I was talking about money actually - 256 cores system will be very expensive.
I'm not sure about the relevance of that?
When it is affordable--it's already available; the IBM Power 795 can have 256 cores and 4 hardware threads per core) giving a 1024 thread processor in a box--a threaded solution will port to it with the change of one number.
Two years or so ago, 4 cores were horribly expensive. I now have one sitting in front of me that cost about the same as a high end smartphone!
Next year will see the release of 16-core commodity processors, some with 2-way hyper threading. When my next "refresh" cycle comes around in 2012, I'll be looking for 16-cores for dirt cheap price. I'll probably have to wait until towards the end of the year, rather than the beginning.

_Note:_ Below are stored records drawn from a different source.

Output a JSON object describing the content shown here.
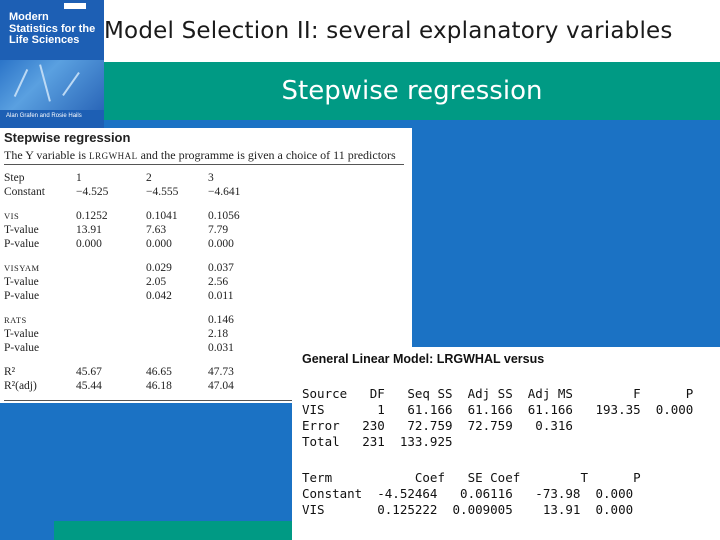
{
  "slide": {
    "title": "Model Selection II: several explanatory variables",
    "subtitle": "Stepwise regression"
  },
  "book_cover": {
    "publisher": "OXFORD",
    "title_lines": [
      "Modern",
      "Statistics for the",
      "Life Sciences"
    ],
    "authors": "Alan Grafen and Rosie Hails"
  },
  "excerpt": {
    "heading": "Stepwise regression",
    "intro_before": "The Y variable is ",
    "intro_var": "LRGWHAL",
    "intro_after": " and the programme is given a choice of 11 predictors",
    "rows": [
      {
        "label": "Step",
        "sc": false,
        "c1": "1",
        "c2": "2",
        "c3": "3"
      },
      {
        "label": "Constant",
        "sc": false,
        "c1": "−4.525",
        "c2": "−4.555",
        "c3": "−4.641"
      },
      {
        "label": "VIS",
        "sc": true,
        "c1": "0.1252",
        "c2": "0.1041",
        "c3": "0.1056"
      },
      {
        "label": "T-value",
        "sc": false,
        "c1": "13.91",
        "c2": "7.63",
        "c3": "7.79"
      },
      {
        "label": "P-value",
        "sc": false,
        "c1": "0.000",
        "c2": "0.000",
        "c3": "0.000"
      },
      {
        "label": "VISYAM",
        "sc": true,
        "c1": "",
        "c2": "0.029",
        "c3": "0.037"
      },
      {
        "label": "T-value",
        "sc": false,
        "c1": "",
        "c2": "2.05",
        "c3": "2.56"
      },
      {
        "label": "P-value",
        "sc": false,
        "c1": "",
        "c2": "0.042",
        "c3": "0.011"
      },
      {
        "label": "RATS",
        "sc": true,
        "c1": "",
        "c2": "",
        "c3": "0.146"
      },
      {
        "label": "T-value",
        "sc": false,
        "c1": "",
        "c2": "",
        "c3": "2.18"
      },
      {
        "label": "P-value",
        "sc": false,
        "c1": "",
        "c2": "",
        "c3": "0.031"
      },
      {
        "label": "R²",
        "sc": false,
        "c1": "45.67",
        "c2": "46.65",
        "c3": "47.73"
      },
      {
        "label": "R²(adj)",
        "sc": false,
        "c1": "45.44",
        "c2": "46.18",
        "c3": "47.04"
      }
    ]
  },
  "minitab": {
    "heading": "General Linear Model: LRGWHAL versus",
    "anova_lines": [
      "Source   DF   Seq SS  Adj SS  Adj MS        F      P",
      "VIS       1   61.166  61.166  61.166   193.35  0.000",
      "Error   230   72.759  72.759   0.316",
      "Total   231  133.925"
    ],
    "coef_lines": [
      "Term           Coef   SE Coef        T      P",
      "Constant  -4.52464   0.06116   -73.98  0.000",
      "VIS       0.125222  0.009005    13.91  0.000"
    ]
  }
}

I'll also be looking to have 512/1024 core GPU in the same box for the same price.
I know POE can span clusters, but clusters don't make sense. Other than as a stop gap solution until a multi-core fitting your aspirations or price becomes available.

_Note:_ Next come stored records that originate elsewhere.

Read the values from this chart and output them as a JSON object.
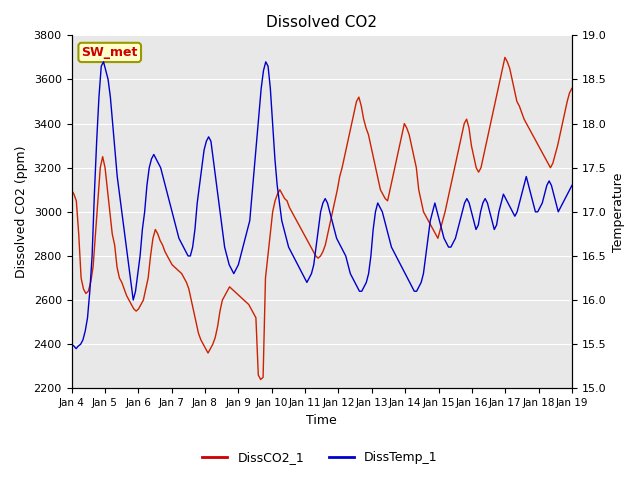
{
  "title": "Dissolved CO2",
  "xlabel": "Time",
  "ylabel_left": "Dissolved CO2 (ppm)",
  "ylabel_right": "Temperature",
  "ylim_left": [
    2200,
    3800
  ],
  "ylim_right": [
    15.0,
    19.0
  ],
  "xlim": [
    0,
    15
  ],
  "x_tick_labels": [
    "Jan 4",
    "Jan 5",
    "Jan 6",
    "Jan 7",
    "Jan 8",
    "Jan 9",
    "Jan 10",
    "Jan 11",
    "Jan 12",
    "Jan 13",
    "Jan 14",
    "Jan 15",
    "Jan 16",
    "Jan 17",
    "Jan 18",
    "Jan 19"
  ],
  "x_tick_positions": [
    0,
    1,
    2,
    3,
    4,
    5,
    6,
    7,
    8,
    9,
    10,
    11,
    12,
    13,
    14,
    15
  ],
  "legend_labels": [
    "DissCO2_1",
    "DissTemp_1"
  ],
  "legend_colors": [
    "#cc0000",
    "#0000cc"
  ],
  "box_label": "SW_met",
  "box_facecolor": "#ffffcc",
  "box_edgecolor": "#999900",
  "box_textcolor": "#cc0000",
  "bg_color": "#e8e8e8",
  "line_color_co2": "#cc2200",
  "line_color_temp": "#0000cc",
  "co2_values": [
    3100,
    3080,
    3050,
    2900,
    2700,
    2650,
    2630,
    2640,
    2680,
    2750,
    2900,
    3050,
    3200,
    3250,
    3200,
    3100,
    3000,
    2900,
    2850,
    2750,
    2700,
    2680,
    2650,
    2620,
    2600,
    2580,
    2560,
    2550,
    2560,
    2580,
    2600,
    2650,
    2700,
    2800,
    2880,
    2920,
    2900,
    2870,
    2850,
    2820,
    2800,
    2780,
    2760,
    2750,
    2740,
    2730,
    2720,
    2700,
    2680,
    2650,
    2600,
    2550,
    2500,
    2450,
    2420,
    2400,
    2380,
    2360,
    2380,
    2400,
    2430,
    2480,
    2550,
    2600,
    2620,
    2640,
    2660,
    2650,
    2640,
    2630,
    2620,
    2610,
    2600,
    2590,
    2580,
    2560,
    2540,
    2520,
    2260,
    2240,
    2250,
    2700,
    2800,
    2900,
    3000,
    3050,
    3080,
    3100,
    3080,
    3060,
    3050,
    3020,
    3000,
    2980,
    2960,
    2940,
    2920,
    2900,
    2880,
    2860,
    2840,
    2820,
    2800,
    2790,
    2800,
    2820,
    2850,
    2900,
    2950,
    3000,
    3050,
    3100,
    3160,
    3200,
    3250,
    3300,
    3350,
    3400,
    3450,
    3500,
    3520,
    3480,
    3420,
    3380,
    3350,
    3300,
    3250,
    3200,
    3150,
    3100,
    3080,
    3060,
    3050,
    3100,
    3150,
    3200,
    3250,
    3300,
    3350,
    3400,
    3380,
    3350,
    3300,
    3250,
    3200,
    3100,
    3050,
    3000,
    2980,
    2960,
    2940,
    2920,
    2900,
    2880,
    2920,
    2960,
    3000,
    3050,
    3100,
    3150,
    3200,
    3250,
    3300,
    3350,
    3400,
    3420,
    3380,
    3300,
    3250,
    3200,
    3180,
    3200,
    3250,
    3300,
    3350,
    3400,
    3450,
    3500,
    3550,
    3600,
    3650,
    3700,
    3680,
    3650,
    3600,
    3550,
    3500,
    3480,
    3450,
    3420,
    3400,
    3380,
    3360,
    3340,
    3320,
    3300,
    3280,
    3260,
    3240,
    3220,
    3200,
    3220,
    3260,
    3300,
    3350,
    3400,
    3450,
    3500,
    3540,
    3560
  ],
  "temp_values": [
    15.5,
    15.48,
    15.45,
    15.48,
    15.5,
    15.55,
    15.65,
    15.8,
    16.1,
    16.5,
    17.2,
    17.8,
    18.3,
    18.65,
    18.7,
    18.6,
    18.5,
    18.3,
    18.0,
    17.7,
    17.4,
    17.2,
    17.0,
    16.8,
    16.6,
    16.4,
    16.2,
    16.0,
    16.1,
    16.3,
    16.5,
    16.8,
    17.0,
    17.3,
    17.5,
    17.6,
    17.65,
    17.6,
    17.55,
    17.5,
    17.4,
    17.3,
    17.2,
    17.1,
    17.0,
    16.9,
    16.8,
    16.7,
    16.65,
    16.6,
    16.55,
    16.5,
    16.5,
    16.6,
    16.8,
    17.1,
    17.3,
    17.5,
    17.7,
    17.8,
    17.85,
    17.8,
    17.6,
    17.4,
    17.2,
    17.0,
    16.8,
    16.6,
    16.5,
    16.4,
    16.35,
    16.3,
    16.35,
    16.4,
    16.5,
    16.6,
    16.7,
    16.8,
    16.9,
    17.2,
    17.5,
    17.8,
    18.1,
    18.4,
    18.6,
    18.7,
    18.65,
    18.4,
    18.0,
    17.6,
    17.3,
    17.1,
    16.9,
    16.8,
    16.7,
    16.6,
    16.55,
    16.5,
    16.45,
    16.4,
    16.35,
    16.3,
    16.25,
    16.2,
    16.25,
    16.3,
    16.4,
    16.6,
    16.8,
    17.0,
    17.1,
    17.15,
    17.1,
    17.0,
    16.9,
    16.8,
    16.7,
    16.65,
    16.6,
    16.55,
    16.5,
    16.4,
    16.3,
    16.25,
    16.2,
    16.15,
    16.1,
    16.1,
    16.15,
    16.2,
    16.3,
    16.5,
    16.8,
    17.0,
    17.1,
    17.05,
    17.0,
    16.9,
    16.8,
    16.7,
    16.6,
    16.55,
    16.5,
    16.45,
    16.4,
    16.35,
    16.3,
    16.25,
    16.2,
    16.15,
    16.1,
    16.1,
    16.15,
    16.2,
    16.3,
    16.5,
    16.7,
    16.9,
    17.0,
    17.1,
    17.0,
    16.9,
    16.8,
    16.7,
    16.65,
    16.6,
    16.6,
    16.65,
    16.7,
    16.8,
    16.9,
    17.0,
    17.1,
    17.15,
    17.1,
    17.0,
    16.9,
    16.8,
    16.85,
    17.0,
    17.1,
    17.15,
    17.1,
    17.0,
    16.9,
    16.8,
    16.85,
    17.0,
    17.1,
    17.2,
    17.15,
    17.1,
    17.05,
    17.0,
    16.95,
    17.0,
    17.1,
    17.2,
    17.3,
    17.4,
    17.3,
    17.2,
    17.1,
    17.0,
    17.0,
    17.05,
    17.1,
    17.2,
    17.3,
    17.35,
    17.3,
    17.2,
    17.1,
    17.0,
    17.05,
    17.1,
    17.15,
    17.2,
    17.25,
    17.3
  ]
}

For why, there is a wonderful example of the problem cited in an article I read just today. The fourth para (starting "For example") is the crux of the cluster problem (albeit this example is gpus).
Just as scaling with processes tops out very quickly because of the costs of IPC; so clustering tops out even more quickly because of the even higher costs of inter-box network comms (INC). And as processors become more efficient at processing a given volume of data, so the ratio of non-productive IPC and INC to useful CPU work grows.
And the tests are not correct BTW. Time required for creating new thread depends on the size of all existing variables.
Yes. That is an annoying detail of the ithreads implementation. But, it is quite easy to avoid; you just spawn your workers early, and have them require rather than use what they (individually) need.
But forks face a similar problem--indeed, the copy problem exists in iThreads specifically because of the attempt to make threading look like fork. If you need to share data between forks, there is still a "duplication penalty", although it is disguised by coming at use-time, rather than spawn-time.
COW may appear to avoid the need to duplicate data memory, but it just means it gets duplicated piecemeal on use, rather than in one lump up front. Even if it is "read-only" in the sense of your program, it is often modified by simple "read-only" accesses.
Use $#array and a 4k page of COW'd memory get copied. Use a regex on a string that alters its pos, and another 4k page gets copied. Even if the string is only 4 characters. Use a single scalar, instantiated as a number, in a string context, and another 4k page gets copied. Use each, keys, or values on a hash, and (at least) another 4k gets copied.
These piecemeal requests for another single page of VM followed by a 4k copy through ring 0 add up to far more than an up-front single request for as many pages of VM as are required followed by a single ring 3 rep mov.